ああやっぱり、そんな理由だったんだ。あんな顔見せておいて、その程度だったんだ。ちょっとでも喜んだ僕が馬鹿みたいだ。

「まぁ、僕も酔ってたし、お互い様だよね。それに悪いのは全部、僕が可愛いせいだしね?僕の美貌がここまで罪深いなんて思わなかったよ」

修兵の方に振り向いて笑って見せれば、安心したのか修兵もほっとしたように笑ってくれた。そうだ、僕は修兵の笑顔が見られればそれでいいんだ。

「じゃあ、許してくれるんすか…?」
「当たり前でしょ、僕の器がどれだけ大きいと思ってるの?それに、元々怒ってなんかないしね」
「はー……よかった」

そう、怒ってなんかいない。ただ寂しくて、面白くないだけだ。

「でも、良い思いはしなかっただろうし、忘れてくれていいっすからね。つーか…忘れて欲しいっす」
「…あ、そう。ま、酔ってたし、元々うろ覚えなんだけどね」
「…ほんと、すんませんした」

僕はいくつ修兵に嘘をつけば気がすむんだろう。一つ嘘をつくたびに、修兵との距離を感じてしまう。

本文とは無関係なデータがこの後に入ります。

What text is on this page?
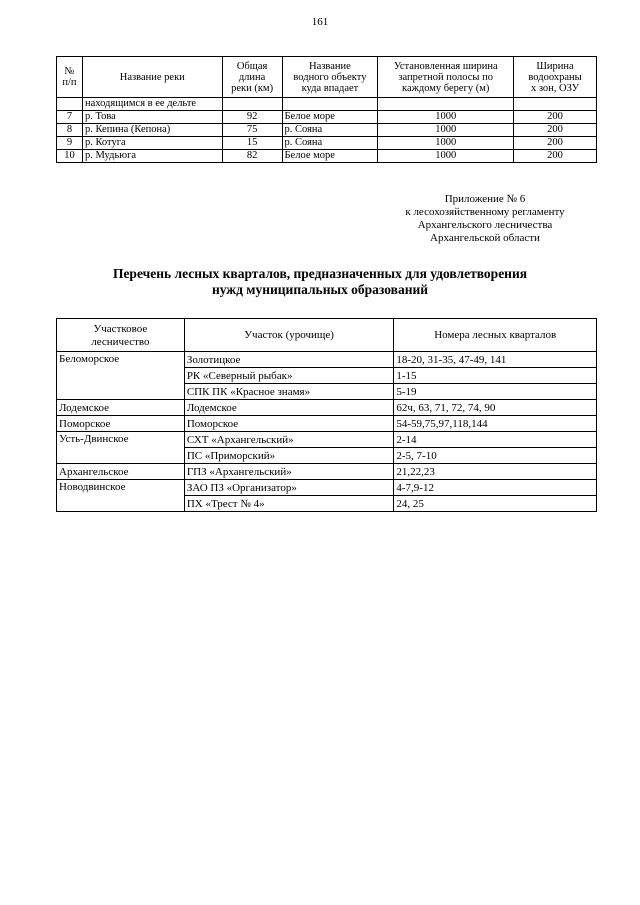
161
№
п/п	Название реки	Общая
длина
реки (км)	Название
водного объекту
куда впадает	Установленная ширина
запретной полосы по
каждому берегу (м)	Ширина
водоохраны
х зон, ОЗУ
	находящимся в ее дельте				
7	р. Това	92	Белое море	1000	200
8	р. Кепина (Кепона)	75	р. Сояна	1000	200
9	р. Котуга	15	р. Сояна	1000	200
10	р. Мудьюга	82	Белое море	1000	200
Приложение № 6
к лесохозяйственному регламенту
Архангельского лесничества
Архангельской области
Перечень лесных кварталов, предназначенных для удовлетворения
нужд муниципальных образований
Участковое
лесничество	Участок (урочище)	Номера лесных кварталов
Беломорское	Золотицкое	18-20, 31-35, 47-49, 141
	РК «Северный рыбак»	1-15
	СПК ПК «Красное знамя»	5-19
Лодемское	Лодемское	62ч, 63, 71, 72, 74, 90
Поморское	Поморское	54-59,75,97,118,144
Усть-Двинское	СХТ «Архангельский»	2-14
	ПС «Приморский»	2-5, 7-10
Архангельское	ГПЗ «Архангельский»	21,22,23
Новодвинское	ЗАО ПЗ «Организатор»	4-7,9-12
	ПХ «Трест № 4»	24, 25
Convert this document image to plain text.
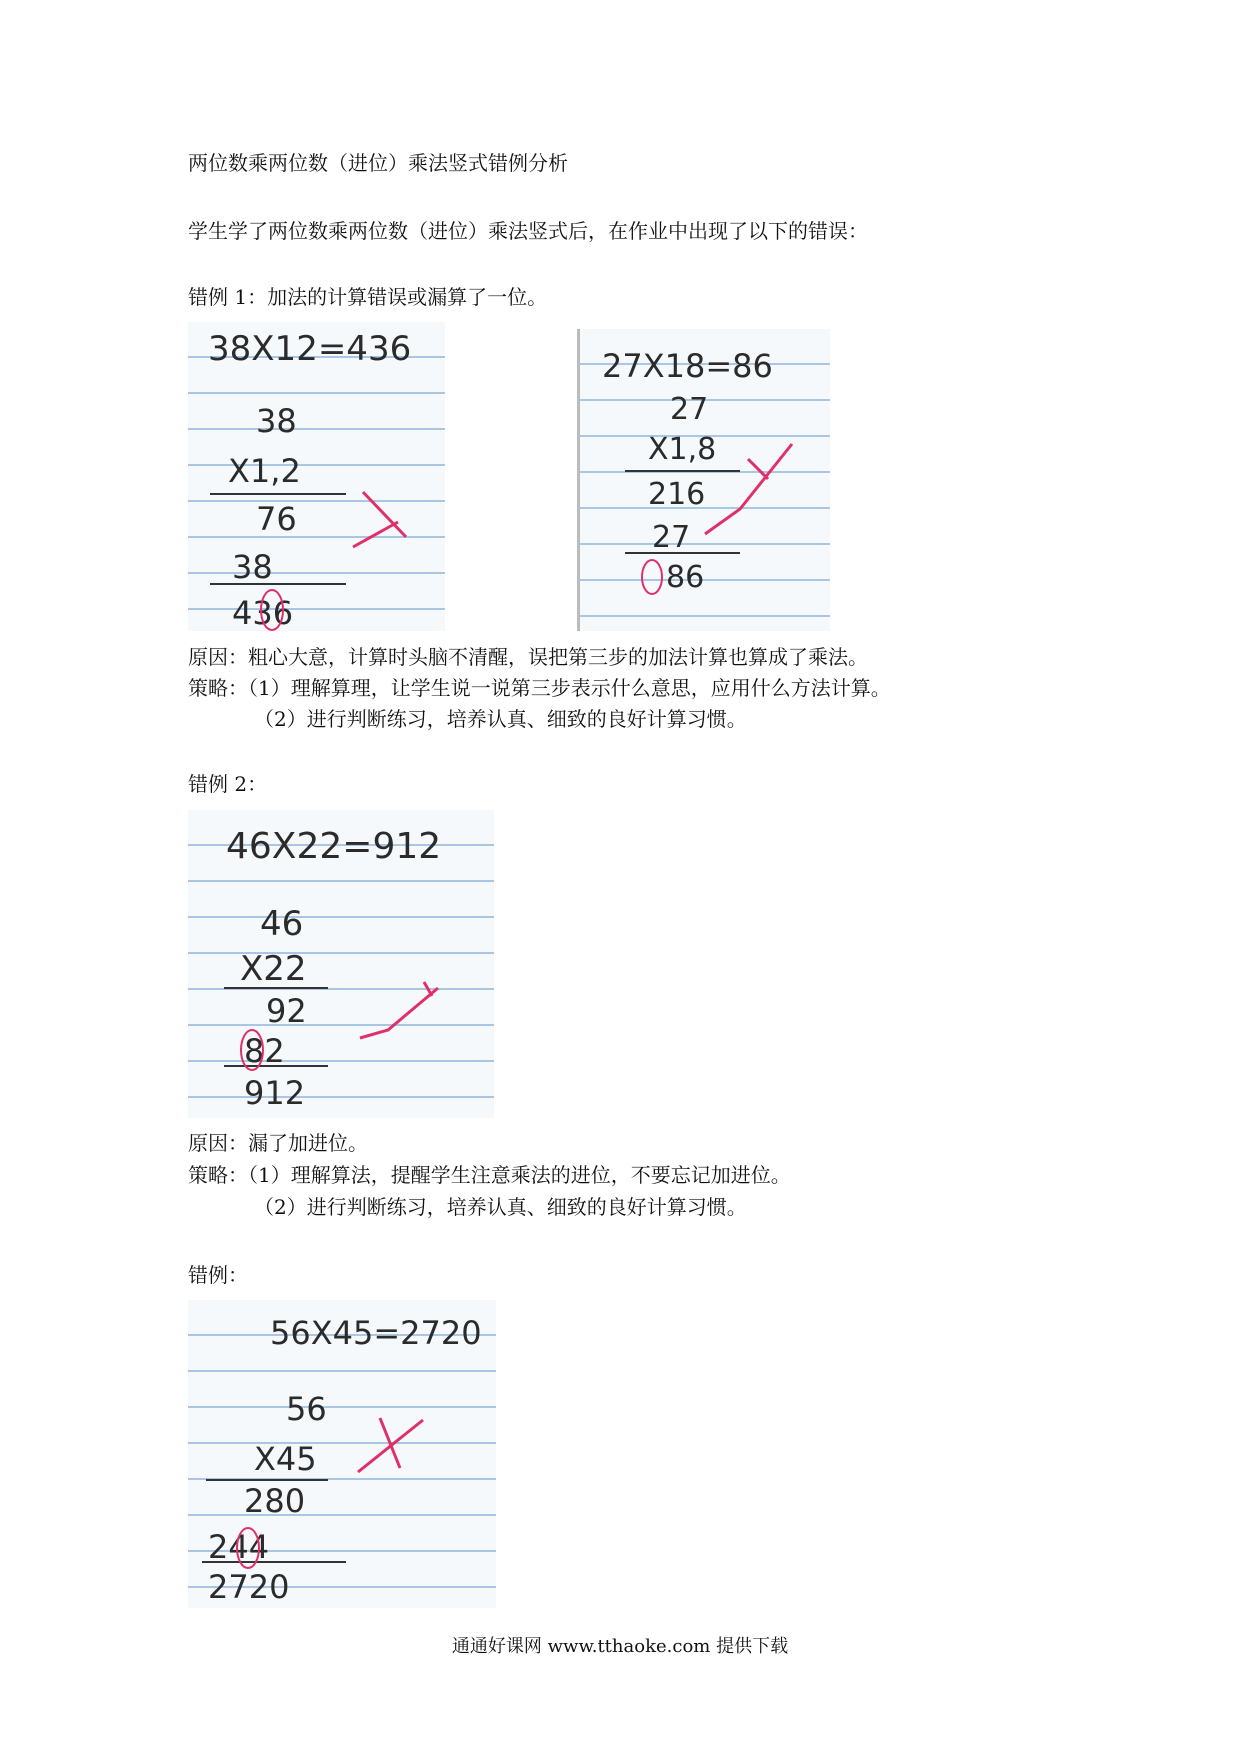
两位数乘两位数（进位）乘法竖式错例分析
学生学了两位数乘两位数（进位）乘法竖式后，在作业中出现了以下的错误：
错例 1：加法的计算错误或漏算了一位。
38X12=436
38
X1,2
76
38
436
27X18=86
27
X1,8
216
27
86
原因：粗心大意，计算时头脑不清醒，误把第三步的加法计算也算成了乘法。
策略：（1）理解算理，让学生说一说第三步表示什么意思，应用什么方法计算。
（2）进行判断练习，培养认真、细致的良好计算习惯。
错例 2：
46X22=912
46
X22
92
82
912
原因：漏了加进位。
策略：（1）理解算法，提醒学生注意乘法的进位，不要忘记加进位。
（2）进行判断练习，培养认真、细致的良好计算习惯。
错例：
56X45=2720
56
X45
280
244
2720
通通好课网 www.tthaoke.com 提供下载
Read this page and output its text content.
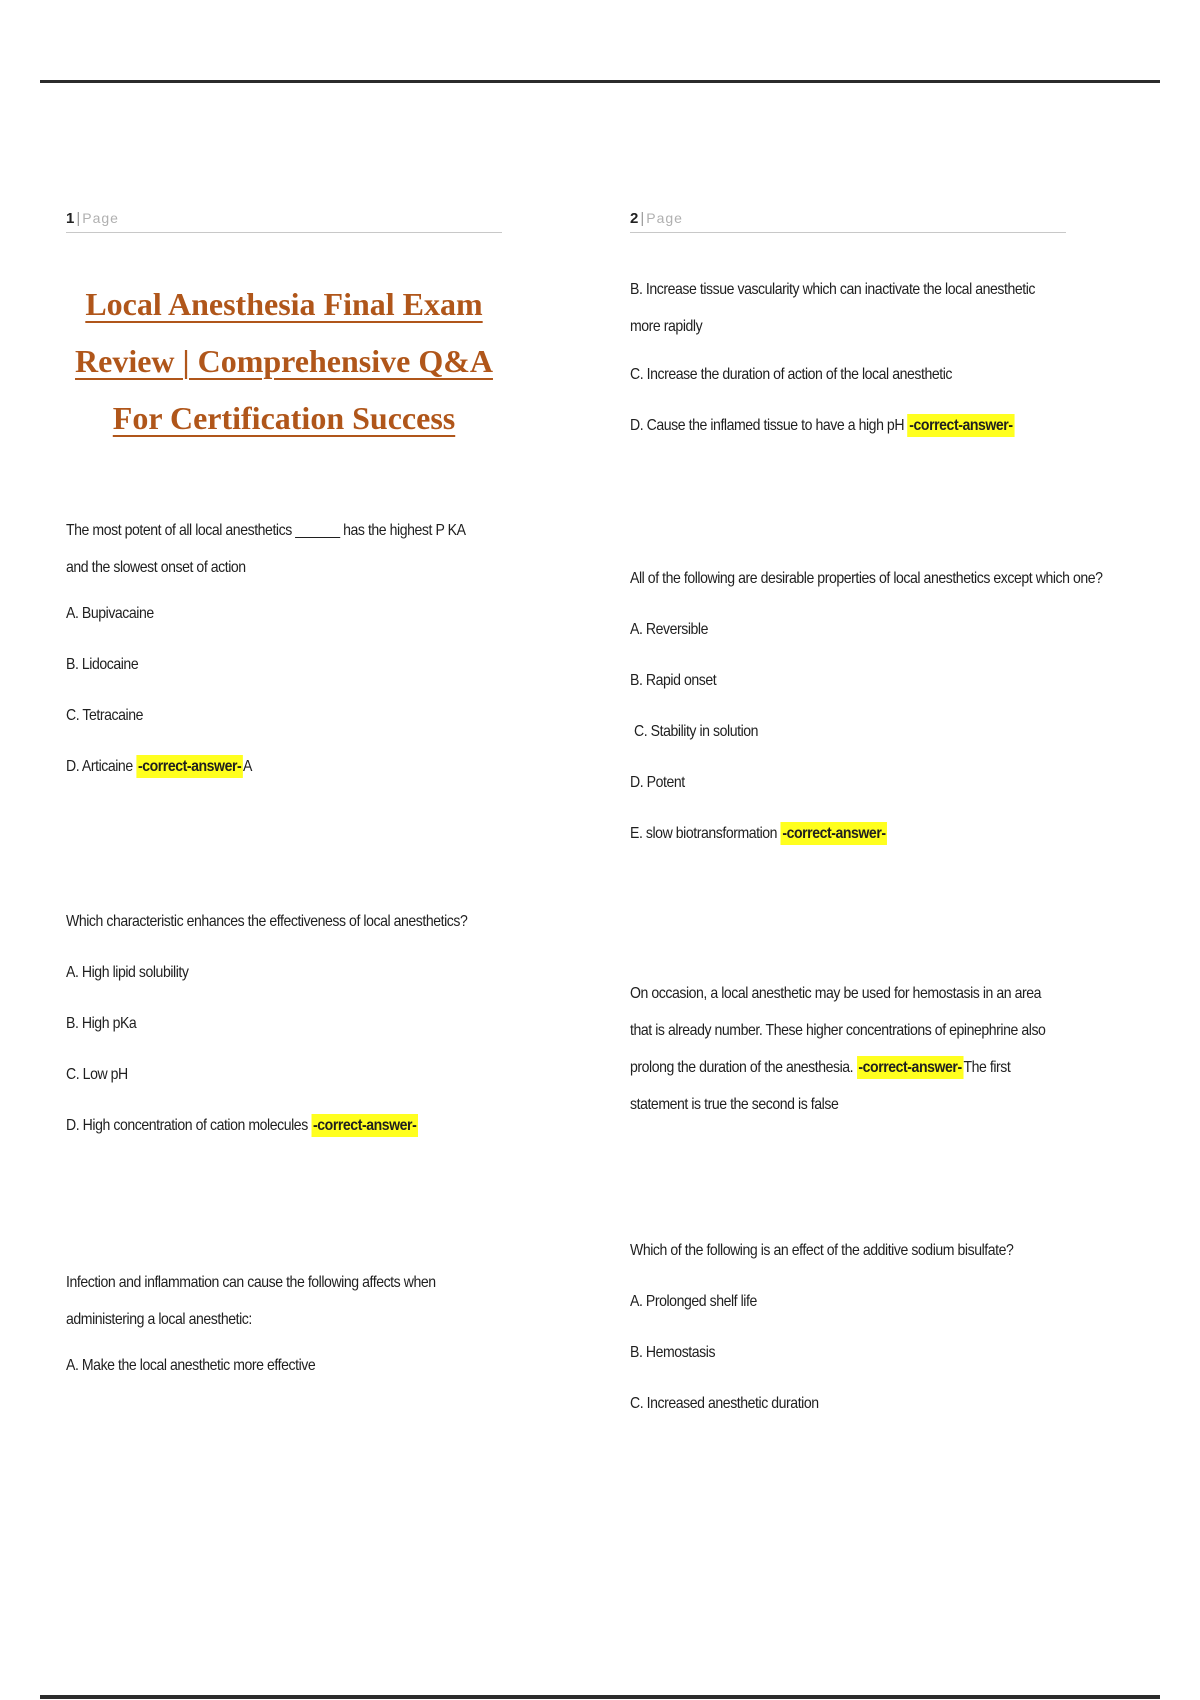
1 | Page	2 | Page
Local Anesthesia Final Exam Review | Comprehensive Q&A For Certification Success
The most potent of all local anesthetics ______ has the highest P KA and the slowest onset of action
A. Bupivacaine
B. Lidocaine
C. Tetracaine
D. Articaine -correct-answer- A
Which characteristic enhances the effectiveness of local anesthetics?
A. High lipid solubility
B. High pKa
C. Low pH
D. High concentration of cation molecules -correct-answer-
Infection and inflammation can cause the following affects when administering a local anesthetic:
A. Make the local anesthetic more effective
B. Increase tissue vascularity which can inactivate the local anesthetic more rapidly
C. Increase the duration of action of the local anesthetic
D. Cause the inflamed tissue to have a high pH -correct-answer-
All of the following are desirable properties of local anesthetics except which one?
A. Reversible
B. Rapid onset
C. Stability in solution
D. Potent
E. slow biotransformation -correct-answer-
On occasion, a local anesthetic may be used for hemostasis in an area that is already number. These higher concentrations of epinephrine also prolong the duration of the anesthesia. -correct-answer- The first statement is true the second is false
Which of the following is an effect of the additive sodium bisulfate?
A. Prolonged shelf life
B. Hemostasis
C. Increased anesthetic duration
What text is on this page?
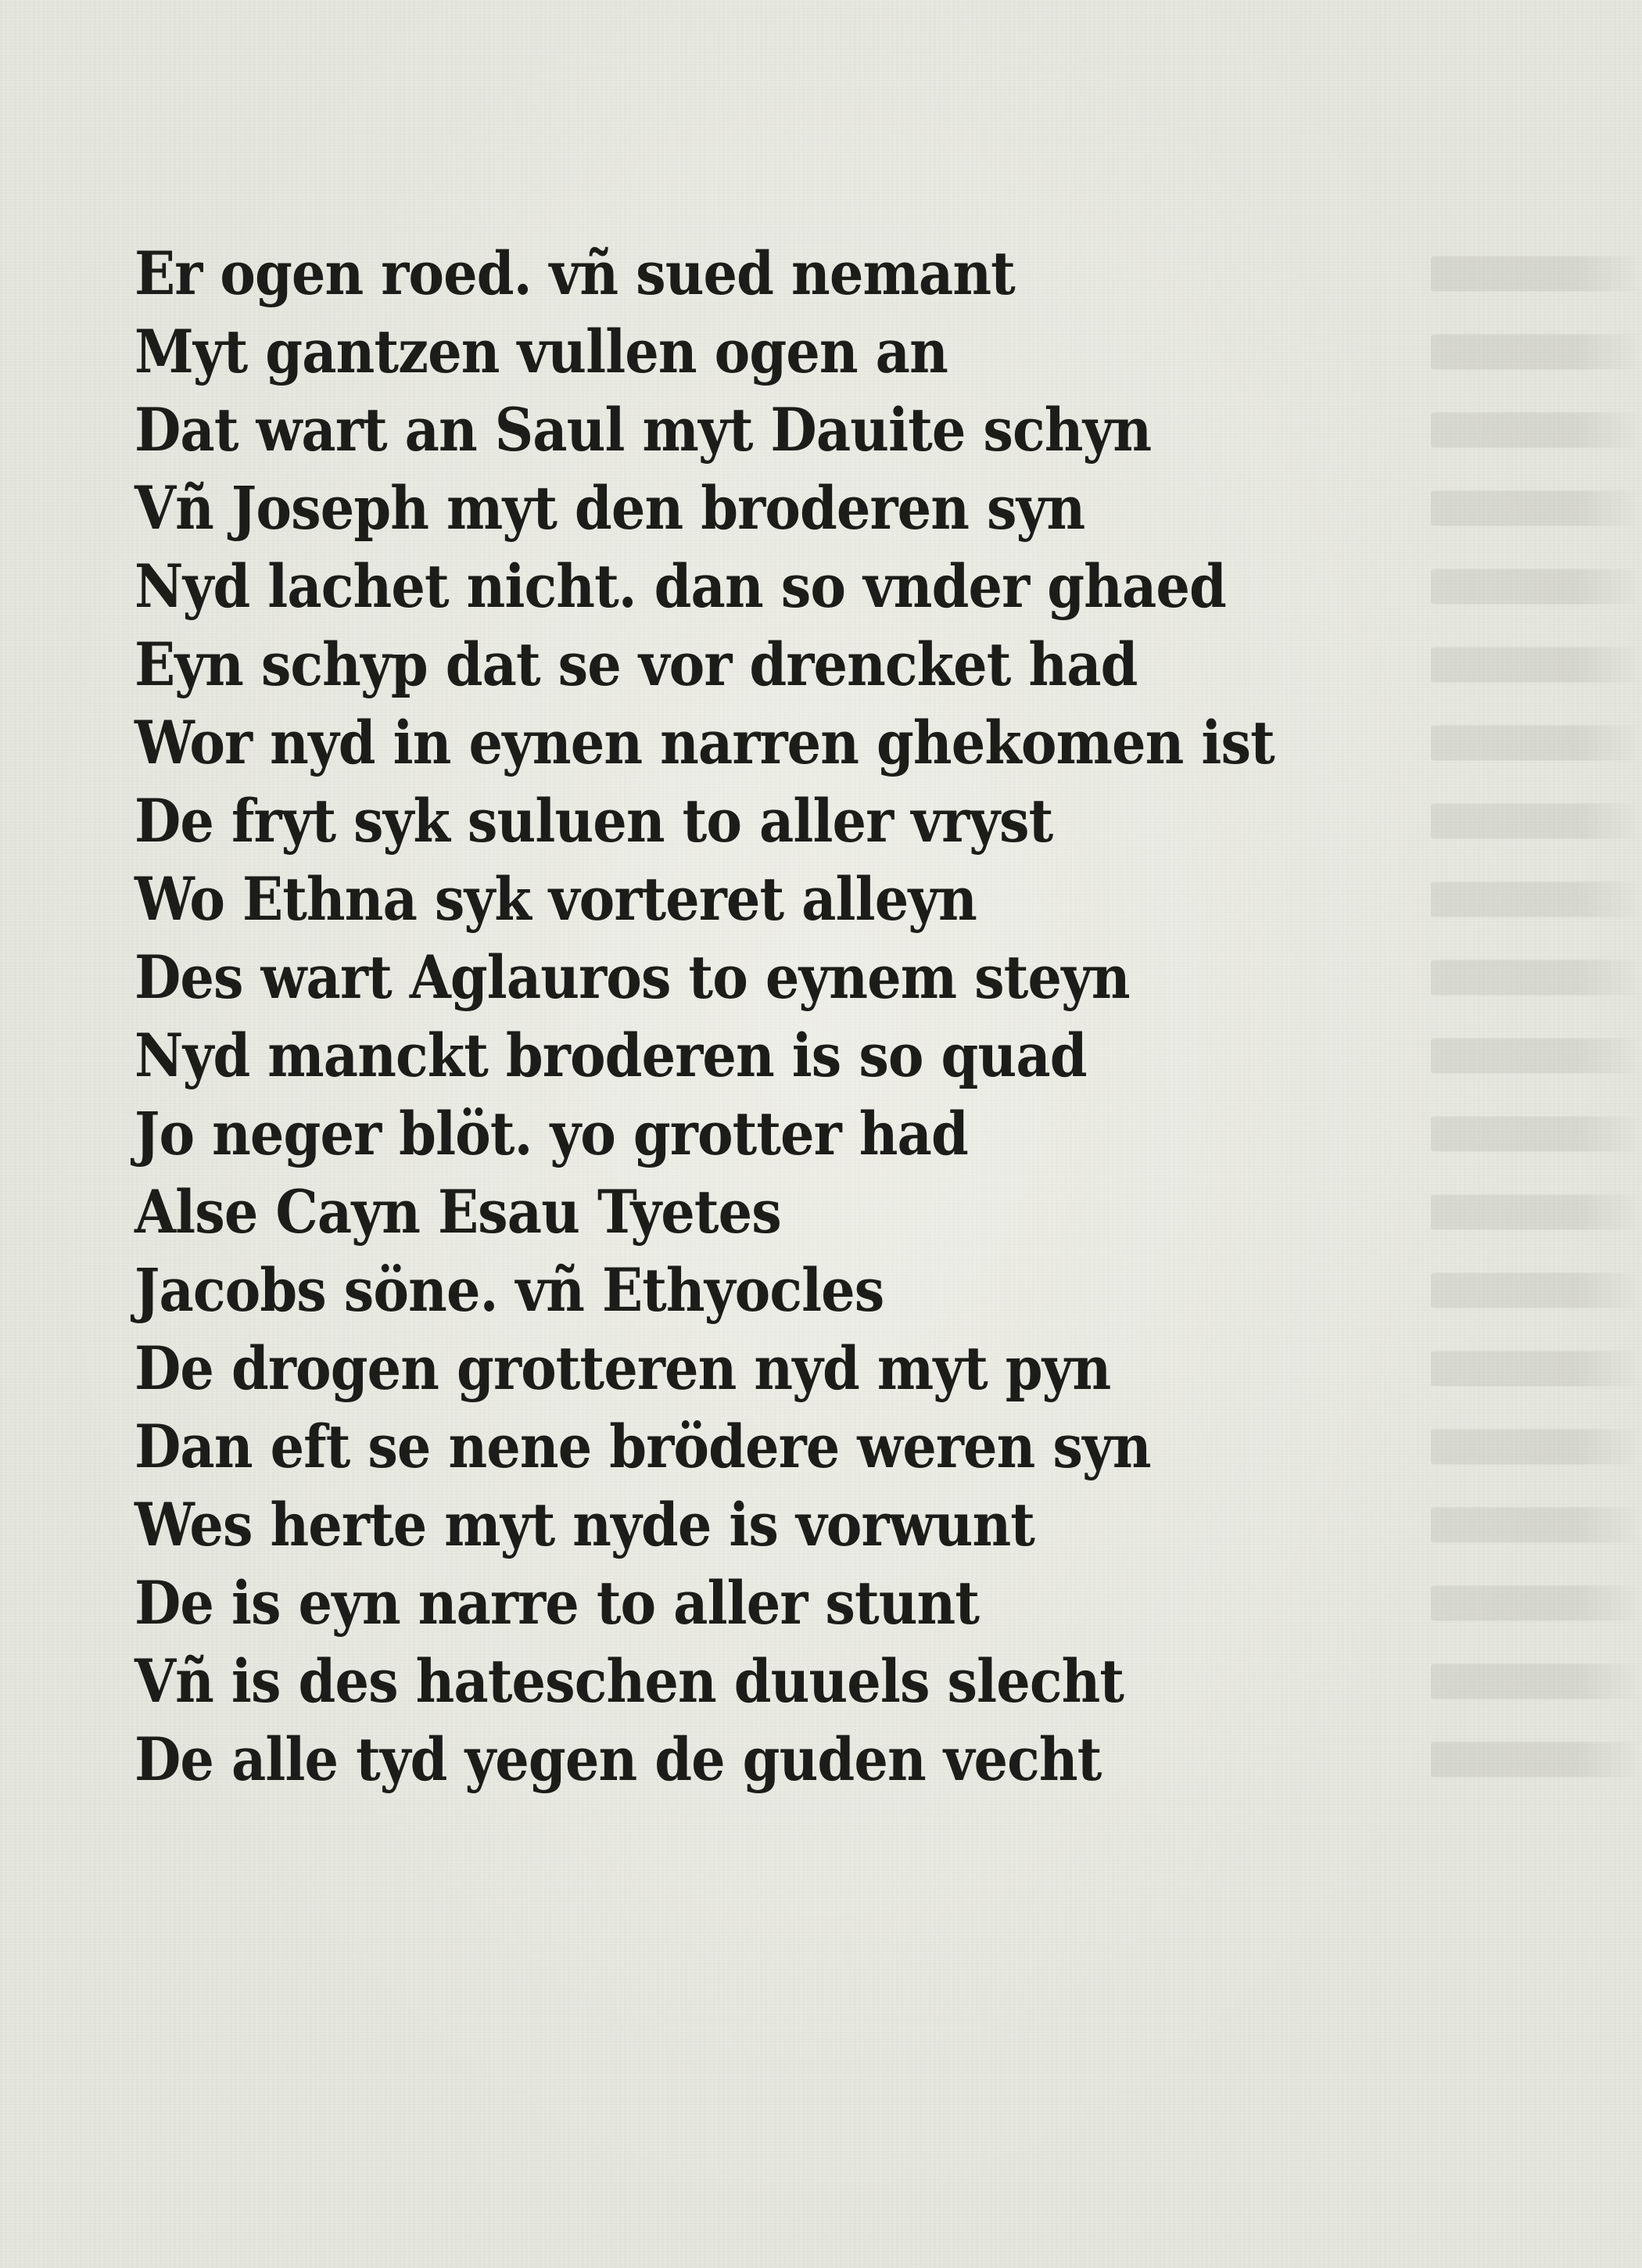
Er ogen roed. vñ sued nemant
Myt gantzen vullen ogen an
Dat wart an Saul myt Dauite schyn
Vñ Joseph myt den broderen syn
Nyd lachet nicht. dan so vnder ghaed
Eyn schyp dat se vor drencket had
Wor nyd in eynen narren ghekomen ist
De fryt syk suluen to aller vryst
Wo Ethna syk vorteret alleyn
Des wart Aglauros to eynem steyn
Nyd manckt broderen is so quad
Jo neger blöt. yo grotter had
Alse Cayn Esau Tyetes
Jacobs söne. vñ Ethyocles
De drogen grotteren nyd myt pyn
Dan eft se nene brödere weren syn
Wes herte myt nyde is vorwunt
De is eyn narre to aller stunt
Vñ is des hateschen duuels slecht
De alle tyd yegen de guden vecht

「あの、一応聞いときたいんすけど……初めてだったとか言わないっすよね…?」
「僕が傷付いてないか心配してんの?心配しなくても、初めてなんかじゃないから大丈夫だよ。僕はこれでもモテモテだからねぇ?」
「あー、そっすか」

嫌味ったらしく言ってみれば、心配して損したとでも言いたげな表情を見せられた。モテモテだから、というのは全く関係ないけど、初めてじゃないのは本当だ。ただそれは、僕が修兵に勝手にした1回目のことだけど。だから知られないように、誤魔化すしかなかった。

「それじゃ俺、今からまだやることあるんで…行きますね」
「うん、がんばれー」

あんなの、忘れられるわけないし、忘れたくない。忘れて欲しいなんてそんなわがまま、聞いてあげられない。それでもきっと、修兵の中では無かったことにされ忘れ去られていくのかと思うと、悔しかった。